A new Restaurants Canada survey reveals that the majority of Alberta's restaurants need more working capital to successfully reopen.

The survey shows that most restaurants across the province will struggle with having the adequate cash flow to allow for dine-in patrons, and will need more support until they are on a path to full recovery.

As the province moves forward with the three-phase relaunch plan set forth by the provincial government, seven out of ten survey respondents said that they're worried that they won't have enough liquidity to cover operating expenses.

While the Canada Emergency Commercial Rent Assistance (CECRA) program may provide some restaurants with some relief, paying rent and vendors is still a concern for many independent restaurant operators.

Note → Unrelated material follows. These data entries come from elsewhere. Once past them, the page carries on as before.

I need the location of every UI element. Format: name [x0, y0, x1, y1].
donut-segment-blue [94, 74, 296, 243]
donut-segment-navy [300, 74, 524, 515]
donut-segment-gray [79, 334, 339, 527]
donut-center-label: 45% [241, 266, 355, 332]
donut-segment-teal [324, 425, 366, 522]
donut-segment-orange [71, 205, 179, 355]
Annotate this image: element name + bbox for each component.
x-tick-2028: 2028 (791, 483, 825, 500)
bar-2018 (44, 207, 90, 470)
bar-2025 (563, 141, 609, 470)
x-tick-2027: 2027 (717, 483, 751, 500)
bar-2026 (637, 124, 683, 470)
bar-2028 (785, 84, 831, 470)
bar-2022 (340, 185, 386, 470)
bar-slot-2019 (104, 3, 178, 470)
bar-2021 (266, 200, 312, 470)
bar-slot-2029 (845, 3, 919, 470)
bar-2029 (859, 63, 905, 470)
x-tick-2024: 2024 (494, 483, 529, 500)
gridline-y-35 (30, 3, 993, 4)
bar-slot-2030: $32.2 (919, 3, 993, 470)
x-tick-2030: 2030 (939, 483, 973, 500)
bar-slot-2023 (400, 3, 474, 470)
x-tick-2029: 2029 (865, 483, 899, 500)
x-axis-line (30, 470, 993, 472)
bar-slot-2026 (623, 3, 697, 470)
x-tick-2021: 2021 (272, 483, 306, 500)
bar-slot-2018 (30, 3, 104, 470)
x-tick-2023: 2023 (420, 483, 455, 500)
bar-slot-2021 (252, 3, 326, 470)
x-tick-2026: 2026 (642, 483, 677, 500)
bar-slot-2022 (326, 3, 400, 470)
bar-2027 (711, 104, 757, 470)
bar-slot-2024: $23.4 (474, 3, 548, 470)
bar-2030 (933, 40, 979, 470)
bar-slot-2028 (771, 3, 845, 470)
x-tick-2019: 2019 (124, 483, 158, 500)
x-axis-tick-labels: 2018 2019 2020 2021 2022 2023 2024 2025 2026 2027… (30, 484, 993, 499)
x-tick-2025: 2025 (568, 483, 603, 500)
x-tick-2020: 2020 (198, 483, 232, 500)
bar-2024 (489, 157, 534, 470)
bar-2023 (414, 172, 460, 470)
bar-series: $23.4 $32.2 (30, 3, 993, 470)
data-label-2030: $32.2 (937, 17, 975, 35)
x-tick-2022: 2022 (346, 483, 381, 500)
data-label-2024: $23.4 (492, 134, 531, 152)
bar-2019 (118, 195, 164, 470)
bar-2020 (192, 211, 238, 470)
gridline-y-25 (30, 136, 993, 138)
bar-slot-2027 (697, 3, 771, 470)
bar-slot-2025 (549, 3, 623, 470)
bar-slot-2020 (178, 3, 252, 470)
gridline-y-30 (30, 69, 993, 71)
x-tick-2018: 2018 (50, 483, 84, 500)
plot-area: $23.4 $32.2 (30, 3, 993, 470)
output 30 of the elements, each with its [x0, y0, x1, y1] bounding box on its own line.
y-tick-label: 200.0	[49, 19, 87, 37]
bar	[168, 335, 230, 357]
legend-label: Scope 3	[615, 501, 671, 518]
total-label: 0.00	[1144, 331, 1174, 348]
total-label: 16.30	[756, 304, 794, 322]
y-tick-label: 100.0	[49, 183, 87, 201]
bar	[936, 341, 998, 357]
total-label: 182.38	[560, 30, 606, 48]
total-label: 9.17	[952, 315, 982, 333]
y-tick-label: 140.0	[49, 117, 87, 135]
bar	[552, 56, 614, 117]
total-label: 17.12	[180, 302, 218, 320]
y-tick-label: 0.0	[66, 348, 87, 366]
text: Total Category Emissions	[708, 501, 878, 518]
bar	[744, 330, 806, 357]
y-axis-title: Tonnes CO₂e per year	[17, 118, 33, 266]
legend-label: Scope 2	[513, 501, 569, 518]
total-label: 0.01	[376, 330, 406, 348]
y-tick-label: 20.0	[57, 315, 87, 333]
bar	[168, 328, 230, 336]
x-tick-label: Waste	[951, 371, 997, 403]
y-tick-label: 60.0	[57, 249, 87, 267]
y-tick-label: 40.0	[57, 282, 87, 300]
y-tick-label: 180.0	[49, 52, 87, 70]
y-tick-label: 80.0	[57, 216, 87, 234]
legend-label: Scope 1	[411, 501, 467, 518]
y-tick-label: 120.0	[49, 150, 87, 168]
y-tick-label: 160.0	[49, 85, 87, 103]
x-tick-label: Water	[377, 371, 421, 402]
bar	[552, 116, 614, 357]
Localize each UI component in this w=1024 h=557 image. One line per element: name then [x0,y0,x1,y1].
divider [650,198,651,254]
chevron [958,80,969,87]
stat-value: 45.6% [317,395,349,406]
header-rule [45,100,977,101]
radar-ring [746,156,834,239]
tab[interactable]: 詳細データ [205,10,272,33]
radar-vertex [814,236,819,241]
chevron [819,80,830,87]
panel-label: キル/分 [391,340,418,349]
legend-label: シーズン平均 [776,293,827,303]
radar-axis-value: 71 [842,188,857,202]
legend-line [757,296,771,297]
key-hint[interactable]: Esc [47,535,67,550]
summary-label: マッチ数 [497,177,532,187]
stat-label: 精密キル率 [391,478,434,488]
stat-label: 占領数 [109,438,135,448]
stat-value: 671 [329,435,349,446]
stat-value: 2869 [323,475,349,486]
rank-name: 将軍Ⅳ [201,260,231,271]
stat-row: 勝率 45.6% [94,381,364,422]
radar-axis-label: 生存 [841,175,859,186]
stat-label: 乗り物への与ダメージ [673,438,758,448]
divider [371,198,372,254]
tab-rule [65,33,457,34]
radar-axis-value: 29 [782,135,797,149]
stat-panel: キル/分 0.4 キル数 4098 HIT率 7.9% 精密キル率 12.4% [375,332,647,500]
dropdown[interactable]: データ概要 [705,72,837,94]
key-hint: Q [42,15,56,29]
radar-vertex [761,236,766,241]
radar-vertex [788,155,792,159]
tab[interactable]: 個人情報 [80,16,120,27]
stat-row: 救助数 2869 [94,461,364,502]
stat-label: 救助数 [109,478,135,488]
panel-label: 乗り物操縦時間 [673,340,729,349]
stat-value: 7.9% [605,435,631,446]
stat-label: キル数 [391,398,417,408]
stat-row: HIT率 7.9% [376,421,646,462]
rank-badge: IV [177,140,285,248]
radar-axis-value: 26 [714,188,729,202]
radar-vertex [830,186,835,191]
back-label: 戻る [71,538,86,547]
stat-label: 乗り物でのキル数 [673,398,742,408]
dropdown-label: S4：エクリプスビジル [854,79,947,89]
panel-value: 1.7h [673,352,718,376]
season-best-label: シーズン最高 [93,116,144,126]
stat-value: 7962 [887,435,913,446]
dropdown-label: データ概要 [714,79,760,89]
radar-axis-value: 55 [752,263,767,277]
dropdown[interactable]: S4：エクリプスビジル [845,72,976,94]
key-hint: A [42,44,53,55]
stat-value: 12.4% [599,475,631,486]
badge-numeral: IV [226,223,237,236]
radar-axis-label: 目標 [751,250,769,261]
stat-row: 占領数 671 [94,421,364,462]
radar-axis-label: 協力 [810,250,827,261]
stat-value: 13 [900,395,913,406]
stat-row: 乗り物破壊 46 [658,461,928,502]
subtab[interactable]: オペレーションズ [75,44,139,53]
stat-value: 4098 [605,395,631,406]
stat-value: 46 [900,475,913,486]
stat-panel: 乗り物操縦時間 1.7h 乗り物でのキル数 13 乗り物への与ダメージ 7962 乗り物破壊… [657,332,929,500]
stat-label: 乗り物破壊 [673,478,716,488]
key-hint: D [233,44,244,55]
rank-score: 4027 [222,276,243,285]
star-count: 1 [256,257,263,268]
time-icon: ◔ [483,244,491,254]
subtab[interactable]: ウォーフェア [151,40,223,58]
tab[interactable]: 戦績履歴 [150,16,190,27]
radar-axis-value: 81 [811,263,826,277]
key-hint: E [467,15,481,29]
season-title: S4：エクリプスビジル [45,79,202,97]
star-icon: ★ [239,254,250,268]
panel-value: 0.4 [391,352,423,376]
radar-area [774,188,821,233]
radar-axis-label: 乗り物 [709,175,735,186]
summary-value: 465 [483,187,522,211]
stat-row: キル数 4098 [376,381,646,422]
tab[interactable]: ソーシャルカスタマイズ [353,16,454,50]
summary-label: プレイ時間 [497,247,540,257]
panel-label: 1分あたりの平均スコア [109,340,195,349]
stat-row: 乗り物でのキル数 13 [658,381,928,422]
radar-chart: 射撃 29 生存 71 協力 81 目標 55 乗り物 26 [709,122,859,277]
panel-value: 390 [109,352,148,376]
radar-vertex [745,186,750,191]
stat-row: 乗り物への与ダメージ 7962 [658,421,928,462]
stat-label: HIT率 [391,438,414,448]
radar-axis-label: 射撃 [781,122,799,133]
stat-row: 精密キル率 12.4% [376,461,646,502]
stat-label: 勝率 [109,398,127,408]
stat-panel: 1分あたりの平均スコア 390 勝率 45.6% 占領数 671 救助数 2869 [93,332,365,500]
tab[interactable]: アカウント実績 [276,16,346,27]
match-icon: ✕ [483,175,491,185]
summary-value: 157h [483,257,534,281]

The survey shows that 14 percent of independent restaurants haven’t been able to cover their cost of rent for April and close to 20 percent aren’t able to pay rent for May.

In a statement released by Restaurants Canada Vice President of Western Canada, Mark von Schellwitz, he says that "The resiliency of our industry won’t be enough to ensure Alberta’s 11,200 restaurants remain viable in the face of insufficient cash flow and insurmountable debt." He continued to say that "The province needs to come to the table with a package of solutions to help these mostly small and medium-sized businesses stay afloat as they ramp up their operations."

Before the start of the pandemic, The province's $12 billion foodservice industry represented 3.4 percent of the province’s GDP and was also the province’s third-largest private-sector employer.

Roughly 95,000 jobs in Alberta's foodservice sector have been lost due to COVID-19.